To be clear, I’m not buying wine for emergency storage….my husband is currently in a wine appreciating phase, and I just realized I could add the wine to my food storage spreadsheet and bump up my total calories! That said, there’s nothing wrong with backstocking some alcohol if you drink it. Store what you eat, eat what you store…it’s calorie dense and has a long shelf life, so why not keep it in your rotating pantry along with the lentils, rice, canned tuna and everything else? Side benefit of always having a hostess gift to grab on your way out to a party and being ready for last minute guests.
We’ve never made wine but my husband did go through a beer brewing phase at one point, it was fun and came out good.
Thanks! I’ve drilled into it a little more deeply (found some better Google search terms) and feel like I’m learning more detail about what will last last and what won’t, which is more the type of wine (tannins etc as you pointed out) and not whether it’s a fine wine. I’ll try to keep on top of the rotation-I don’t even drink but it’s sort of my job in the house to make sure food doesn’t go to waste!

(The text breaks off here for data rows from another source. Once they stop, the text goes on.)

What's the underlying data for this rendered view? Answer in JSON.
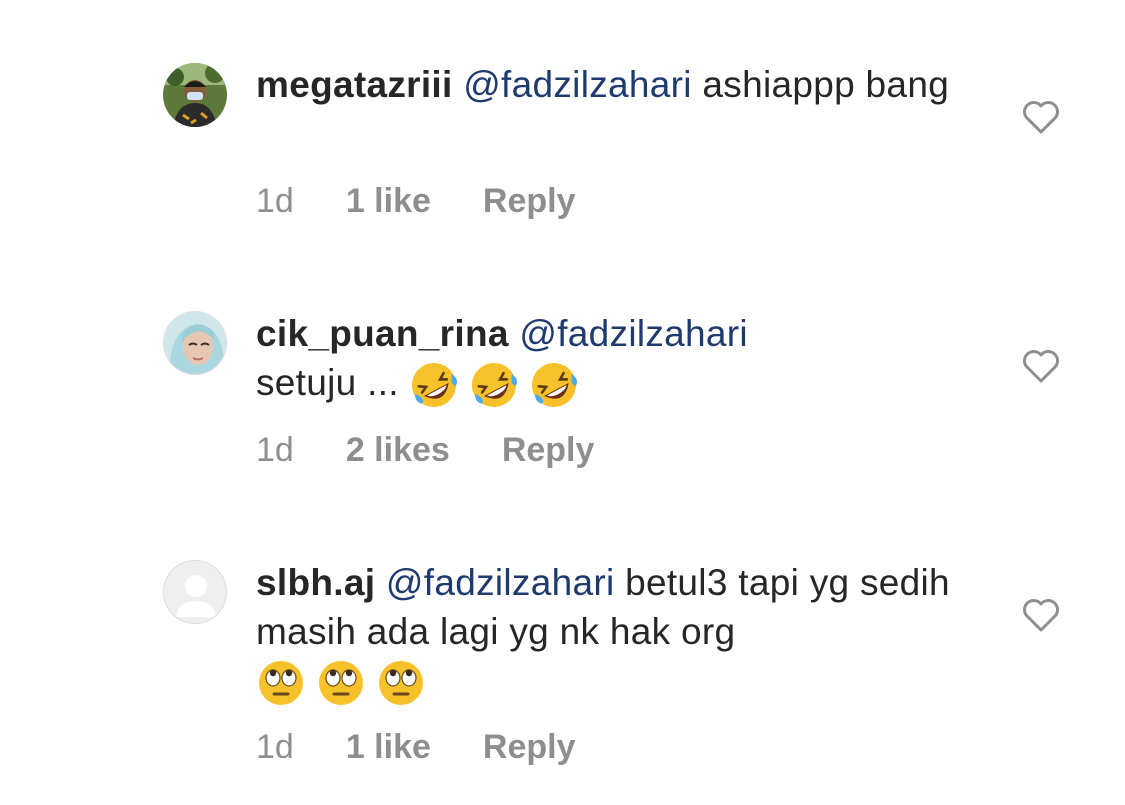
{
  "comments": [
    {
      "username": "megatazriii",
      "mention": "@fadzilzahari",
      "text": " ashiappp bang",
      "time": "1d",
      "likes": "1 like",
      "reply_label": "Reply",
      "avatar": "profile-photo"
    },
    {
      "username": "cik_puan_rina",
      "mention": "@fadzilzahari",
      "text": "setuju ...",
      "emojis": [
        "rofl-emoji",
        "rofl-emoji",
        "rofl-emoji"
      ],
      "time": "1d",
      "likes": "2 likes",
      "reply_label": "Reply",
      "avatar": "profile-photo"
    },
    {
      "username": "slbh.aj",
      "mention": "@fadzilzahari",
      "text": " betul3 tapi yg sedih masih ada lagi yg nk hak org",
      "emojis": [
        "eye-roll-emoji",
        "eye-roll-emoji",
        "eye-roll-emoji"
      ],
      "time": "1d",
      "likes": "1 like",
      "reply_label": "Reply",
      "avatar": "default-avatar"
    }
  ],
  "colors": {
    "text": "#262626",
    "mention": "#1e3a6e",
    "meta": "#8e8e8e",
    "heart_stroke": "#8e8e8e"
  },
  "icons": {
    "like": "heart-outline-icon"
  }
}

I go with the Daytrex lifeboat rations. I tried one, they’re not bad. For weight considerations, I don’t have a cook stove in my bug out backpack, but I do have one in the tub I can throw in the car if I’m able. I think packing to the level of one’s physical fitness (and being realistic about that) is important and makes you more prepared, not less, even though you would be leaving things out that many recommend.
I’m annoying everyone else on the road by driving the speed limit! I use cruise control whenever possible. My gas mileage is already good with my Prius, but driving the speed limit gains me an extra 10 mpg.